Donc combattre la police, ça ne sert à rien, il n’y a aucun but, aucun développement de la lutte, de la conscience, de l’unité à en attendre ! Rien de rien ! Et pas la peine de venir dire que la police empêche une véritable égalité sociale : c’est le capitalisme qui l’empêche, la police n’en est qu’une manifestation et un outil. Il ne s’agit évidemment pas de défiler derrière les banderoles syndicales, ou celles du Parti stalinien et de ses laquais trotskystes, tous autant des saboteurs des luttes les uns que les autres : il s’agit de permettre à une véritable dynamique de lutte autonome, auto-organisée, tournée vers l’extension immédiate, qui permette d’être le plus nombreux et le plus ouvert possible, de se développer. Et là, quand ça se produit, on s’aperçoit, contrairement aux intervenants précédents, que le véritable problème, ça n’est pas les flics, ce sont les syndicats qui se chargent à la fois de pourrir le mouvement, de chercher à le contrôler, voire de le réprimer directement ! Je n’ai jamais eu à me taper avec les flics ; avec les syndicalistes, y compris les « radicaux », je ne compte plus ! Et je ne compte plus non plus le nombre de fois où j’ai pris la parole dans une AG pour dire qu’aller bloquer les ponts, les péages d’autoroutes, aller casser ceci ou cela, ça ne sert à rien, c’est même totalement contre-productif. Et ce sont en général LES SYNDICATS qui proposent ces « actions » dont le but n’est que de défouler les exploités !

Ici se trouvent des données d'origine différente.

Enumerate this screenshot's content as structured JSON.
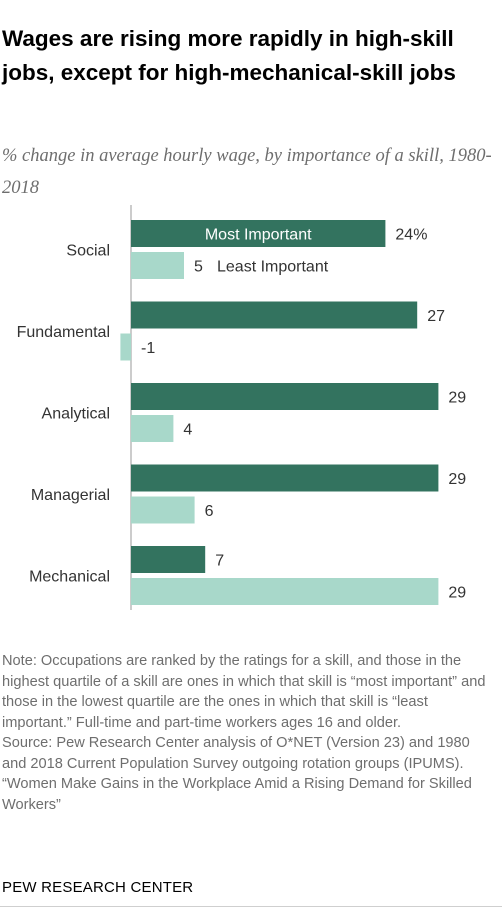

« Les faits sont là pour le prouver, ce n’est que quand la démarche insurectionnel et émeutière est exprimée avec force (et courage) que l’on obtient des avancées « démocratiques » »
Ah bon ?!? On peut avoir un exemple ?…
Marche au pas à l’armée,
marche au pas au parti « invisible ».
Je sais même pas pourquoi des gens prennent au sérieux des textes publiés sur lundi matin.
La ligne politique de ces appelistes a montré ce qu’elle donnait sur la ZAD de NDDL et plus personne dans les blocs peut les prendre au sérieux franchement. La honte!
Ces gens ne représentent personne mais tentent tout le temps de faire des hold up sur nos pratiques. C’est leur taf.
Y’a plus que les universitaires pour aimer leur prose insipide.
Que crèvent tous les politiciens de lundi matin! On vit nos vies et nos révoltes loin de leur spectacle, et on veut pas les croiser sur notre chemin.